This debut session from the Ypsilanti, Michigan, group Lightning Love provides an incredible story arc, even if it was unintended. You could have sensed that it would happen from the outset, even if it would have been a shot in the dark. Lead singer and keyboardist Leah Diehl sings about a love that's not so much forbidden, as it's ill-advised. It's one of those relationships where no one else can see what the appeal is. Well, one side might, but the other couldn't be more off-put by the entire thing, voicing its disapproval strenuously and impulsively, as if its disgust couldn't help but be vomited out, without any form of restraint or sugar-coating. The person that she's singing about is a person that she wants to be with. She's blind to all others and deaf to the naysayers. She sings, "They'd rather stay away than see us as a couple," detailing the abandonment of all their friends, all due to this relationship. It sounds rather tragic, these two people being shunned by all of the friends whom they used to hang out with before any of this started - these groups that they have such a history with just turning their backs because they can't stand the person she goes home with at night. Diehl sings, "I feel like everything I do is everybody's problem."

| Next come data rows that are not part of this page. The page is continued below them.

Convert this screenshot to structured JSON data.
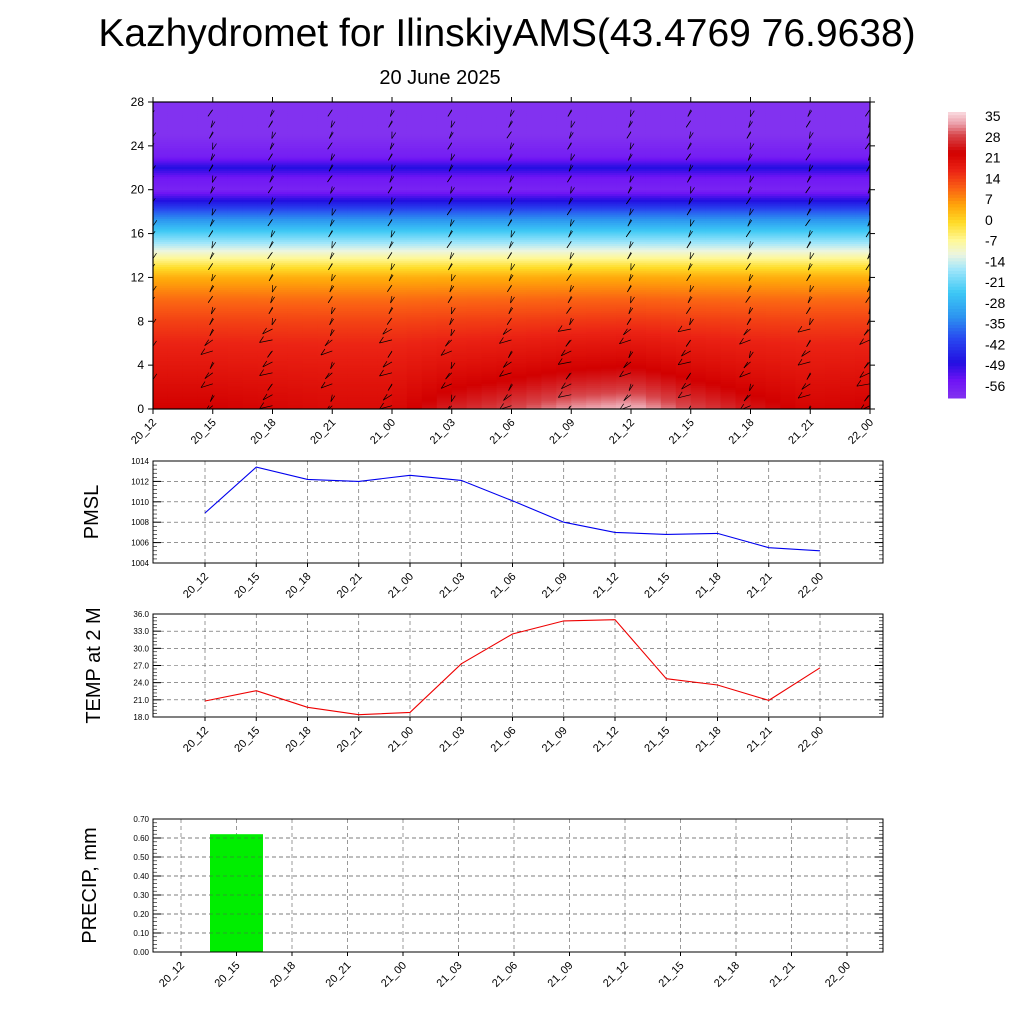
{
  "title": "Kazhydromet for IlinskiyAMS(43.4769 76.9638)",
  "subtitle": "20 June 2025",
  "time_labels": [
    "20_12",
    "20_15",
    "20_18",
    "20_21",
    "21_00",
    "21_03",
    "21_06",
    "21_09",
    "21_12",
    "21_15",
    "21_18",
    "21_21",
    "22_00"
  ],
  "chart_data": [
    {
      "type": "heatmap",
      "name": "temperature-height-section",
      "x": [
        "20_12",
        "20_15",
        "20_18",
        "20_21",
        "21_00",
        "21_03",
        "21_06",
        "21_09",
        "21_12",
        "21_15",
        "21_18",
        "21_21",
        "22_00"
      ],
      "ylim": [
        0,
        28
      ],
      "yticks": [
        0,
        4,
        8,
        12,
        16,
        20,
        24,
        28
      ],
      "colorbar": {
        "labels": [
          "35",
          "28",
          "21",
          "14",
          "7",
          "0",
          "-7",
          "-14",
          "-21",
          "-28",
          "-35",
          "-42",
          "-49",
          "-56"
        ],
        "range": [
          -60,
          38
        ]
      },
      "profile": [
        [
          0,
          24
        ],
        [
          2,
          22
        ],
        [
          4,
          20
        ],
        [
          6,
          18
        ],
        [
          8,
          15
        ],
        [
          10,
          11
        ],
        [
          12,
          5
        ],
        [
          13,
          -1
        ],
        [
          14,
          -8
        ],
        [
          16,
          -22
        ],
        [
          18,
          -38
        ],
        [
          19,
          -48
        ],
        [
          20,
          -57
        ],
        [
          21,
          -55
        ],
        [
          22,
          -48
        ],
        [
          23,
          -56
        ],
        [
          25,
          -60
        ],
        [
          28,
          -60
        ]
      ],
      "surface_anomaly": [
        0,
        0,
        -1,
        -2,
        -2,
        3,
        6,
        10,
        12,
        6,
        2,
        -1,
        0
      ],
      "wind_barbs": true
    },
    {
      "type": "line",
      "name": "pmsl",
      "ylabel": "PMSL",
      "x": [
        "20_12",
        "20_15",
        "20_18",
        "20_21",
        "21_00",
        "21_03",
        "21_06",
        "21_09",
        "21_12",
        "21_15",
        "21_18",
        "21_21",
        "22_00"
      ],
      "values": [
        1008.9,
        1013.4,
        1012.2,
        1012.0,
        1012.6,
        1012.1,
        1010.1,
        1008.0,
        1007.0,
        1006.8,
        1006.9,
        1005.5,
        1005.2
      ],
      "ylim": [
        1004,
        1014
      ],
      "yticks": [
        1004,
        1006,
        1008,
        1010,
        1012,
        1014
      ],
      "color": "#0000ee"
    },
    {
      "type": "line",
      "name": "temp-2m",
      "ylabel": "TEMP at 2 M",
      "x": [
        "20_12",
        "20_15",
        "20_18",
        "20_21",
        "21_00",
        "21_03",
        "21_06",
        "21_09",
        "21_12",
        "21_15",
        "21_18",
        "21_21",
        "22_00"
      ],
      "values": [
        20.8,
        22.6,
        19.7,
        18.4,
        18.8,
        27.3,
        32.5,
        34.8,
        35.0,
        24.7,
        23.6,
        20.9,
        26.6
      ],
      "ylim": [
        18,
        36
      ],
      "yticks": [
        "18.0",
        "21.0",
        "24.0",
        "27.0",
        "30.0",
        "33.0",
        "36.0"
      ],
      "color": "#ee0000"
    },
    {
      "type": "bar",
      "name": "precip",
      "ylabel": "PRECIP, mm",
      "categories": [
        "20_12",
        "20_15",
        "20_18",
        "20_21",
        "21_00",
        "21_03",
        "21_06",
        "21_09",
        "21_12",
        "21_15",
        "21_18",
        "21_21",
        "22_00"
      ],
      "values": [
        0,
        0.62,
        0,
        0,
        0,
        0,
        0,
        0,
        0,
        0,
        0,
        0,
        0
      ],
      "ylim": [
        0,
        0.7
      ],
      "yticks": [
        "0.00",
        "0.10",
        "0.20",
        "0.30",
        "0.40",
        "0.50",
        "0.60",
        "0.70"
      ],
      "color": "#00ee00"
    }
  ]
}
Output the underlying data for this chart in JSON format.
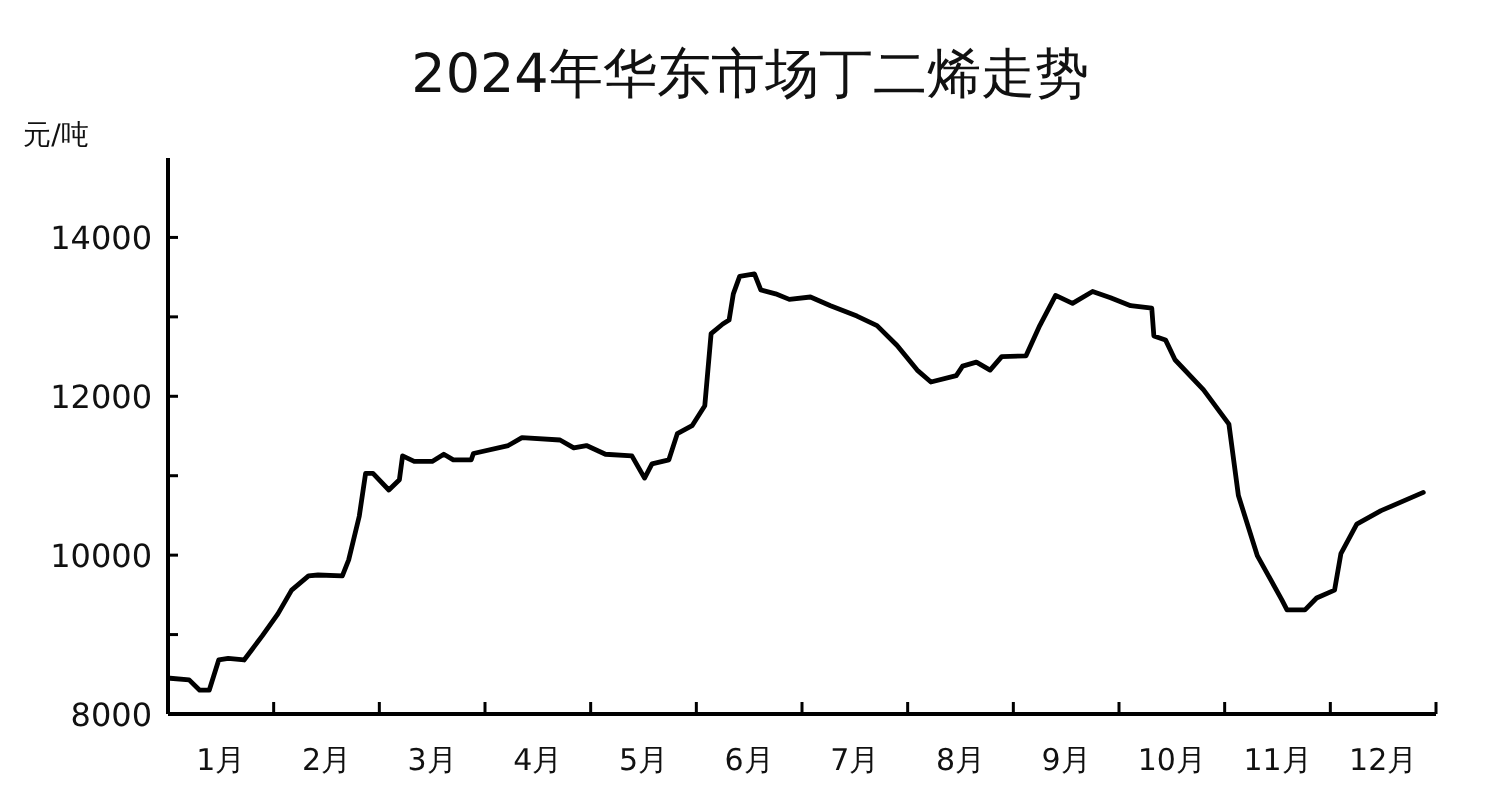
{
  "chart_data": {
    "type": "line",
    "title": "2024年华东市场丁二烯走势",
    "ylabel": "元/吨",
    "xlim": [
      0,
      12
    ],
    "ylim": [
      8000,
      15000
    ],
    "xticks": [
      {
        "value": 0,
        "label": null
      },
      {
        "value": 0.5,
        "label": "1月"
      },
      {
        "value": 1,
        "label": null
      },
      {
        "value": 1.5,
        "label": "2月"
      },
      {
        "value": 2,
        "label": null
      },
      {
        "value": 2.5,
        "label": "3月"
      },
      {
        "value": 3,
        "label": null
      },
      {
        "value": 3.5,
        "label": "4月"
      },
      {
        "value": 4,
        "label": null
      },
      {
        "value": 4.5,
        "label": "5月"
      },
      {
        "value": 5,
        "label": null
      },
      {
        "value": 5.5,
        "label": "6月"
      },
      {
        "value": 6,
        "label": null
      },
      {
        "value": 6.5,
        "label": "7月"
      },
      {
        "value": 7,
        "label": null
      },
      {
        "value": 7.5,
        "label": "8月"
      },
      {
        "value": 8,
        "label": null
      },
      {
        "value": 8.5,
        "label": "9月"
      },
      {
        "value": 9,
        "label": null
      },
      {
        "value": 9.5,
        "label": "10月"
      },
      {
        "value": 10,
        "label": null
      },
      {
        "value": 10.5,
        "label": "11月"
      },
      {
        "value": 11,
        "label": null
      },
      {
        "value": 11.5,
        "label": "12月"
      },
      {
        "value": 12,
        "label": null
      }
    ],
    "yticks": [
      8000,
      {
        "value": 9000,
        "label": null
      },
      10000,
      {
        "value": 11000,
        "label": null
      },
      12000,
      {
        "value": 13000,
        "label": null
      },
      14000
    ],
    "grid": false,
    "marker": "none",
    "line_style": "solid",
    "series": [
      {
        "color": "#000000",
        "x": [
          0.02,
          0.2,
          0.3,
          0.39,
          0.48,
          0.57,
          0.72,
          0.89,
          1.04,
          1.17,
          1.33,
          1.42,
          1.65,
          1.71,
          1.81,
          1.87,
          1.94,
          2.09,
          2.19,
          2.22,
          2.33,
          2.5,
          2.61,
          2.7,
          2.87,
          2.89,
          3.22,
          3.35,
          3.71,
          3.84,
          3.96,
          4.14,
          4.39,
          4.51,
          4.58,
          4.74,
          4.82,
          4.96,
          5.08,
          5.14,
          5.25,
          5.31,
          5.35,
          5.41,
          5.55,
          5.61,
          5.75,
          5.88,
          6.08,
          6.27,
          6.52,
          6.71,
          6.9,
          7.09,
          7.22,
          7.46,
          7.52,
          7.65,
          7.78,
          7.89,
          8.12,
          8.25,
          8.4,
          8.56,
          8.75,
          8.92,
          9.11,
          9.31,
          9.33,
          9.44,
          9.53,
          9.8,
          10.04,
          10.13,
          10.31,
          10.54,
          10.59,
          10.76,
          10.87,
          11.04,
          11.1,
          11.25,
          11.48,
          11.88
        ],
        "values": [
          8450,
          8430,
          8300,
          8300,
          8680,
          8700,
          8680,
          8980,
          9260,
          9560,
          9740,
          9750,
          9740,
          9940,
          10490,
          11030,
          11030,
          10820,
          10950,
          11250,
          11180,
          11180,
          11270,
          11200,
          11200,
          11280,
          11380,
          11480,
          11450,
          11350,
          11380,
          11270,
          11250,
          10970,
          11150,
          11200,
          11530,
          11630,
          11880,
          12790,
          12910,
          12960,
          13290,
          13510,
          13540,
          13340,
          13290,
          13220,
          13250,
          13140,
          13010,
          12890,
          12640,
          12330,
          12180,
          12260,
          12380,
          12430,
          12330,
          12500,
          12510,
          12890,
          13270,
          13170,
          13320,
          13240,
          13140,
          13110,
          12760,
          12710,
          12460,
          12080,
          11650,
          10750,
          9990,
          9440,
          9310,
          9310,
          9460,
          9560,
          10020,
          10390,
          10560,
          10790
        ]
      }
    ]
  }
}
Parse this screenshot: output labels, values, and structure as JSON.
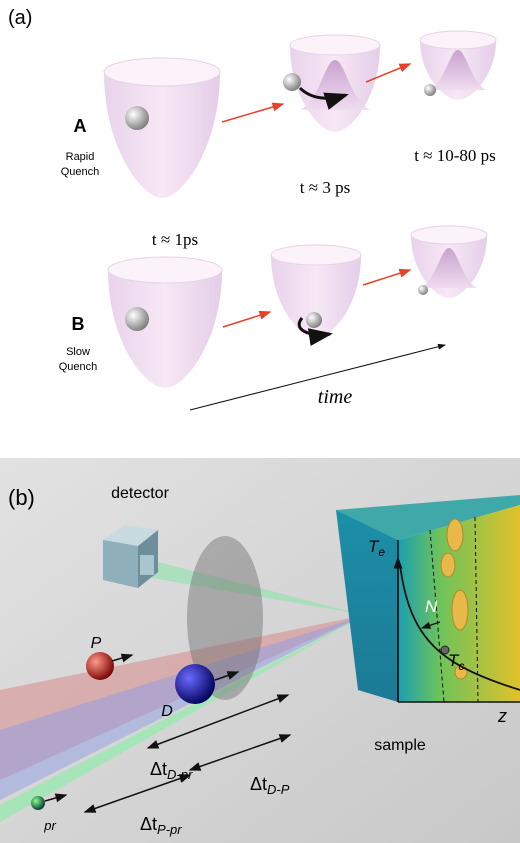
{
  "panel_a": {
    "label": "(a)",
    "row_a": {
      "letter": "A",
      "line1": "Rapid",
      "line2": "Quench"
    },
    "row_b": {
      "letter": "B",
      "line1": "Slow",
      "line2": "Quench"
    },
    "times": [
      "t ≈ 1ps",
      "t ≈ 3 ps",
      "t ≈ 10-80 ps"
    ],
    "axis": "time"
  },
  "panel_b": {
    "label": "(b)",
    "detector": "detector",
    "sample": "sample",
    "pulses": [
      "P",
      "D",
      "pr"
    ],
    "delays": [
      {
        "symbol": "Δt",
        "subscript": "D-pr"
      },
      {
        "symbol": "Δt",
        "subscript": "D-P"
      },
      {
        "symbol": "Δt",
        "subscript": "P-pr"
      }
    ],
    "sample_labels": {
      "te": {
        "symbol": "T",
        "subscript": "e"
      },
      "n": "N",
      "tc": {
        "symbol": "T",
        "subscript": "c"
      },
      "z": "z"
    }
  }
}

The good thing for everybody is that in the next song, "Deadbeat," she discovers a few things she didn't previously know about this person and not everything is as swell as it used to be. It's not a disaster though either because, seeing the true colors of someone the way she does is irksome but it's hardly heartbreaking. It's a person like that who can be done without. They're meaningless and worthless, a complete drain on a person. It brings us to the final song - here is a suite of easy-to-adore, bright sunny morning pop songs that still deal with passing out drunk when they have to - where all of the messed up feelings have been resolved, the tempers have abated and spirits are rising and riding again. The main character's gone through the phase of bringing herself out of that self-induced fogginess and there's much that's been learned - the most important lesson of which might have just been that it's great to live alone and not have to answer to anyone.
Diehl, guitarist Ben Collins and drummer Aaron Diehl, bring everything back around to where we might have been before this session ever started, only with a hunch that our friends might be wiser than we ever give them credit for. It's typically more fun to give them shit and to bum rides off of them instead of taking any kind of romantic advice from them.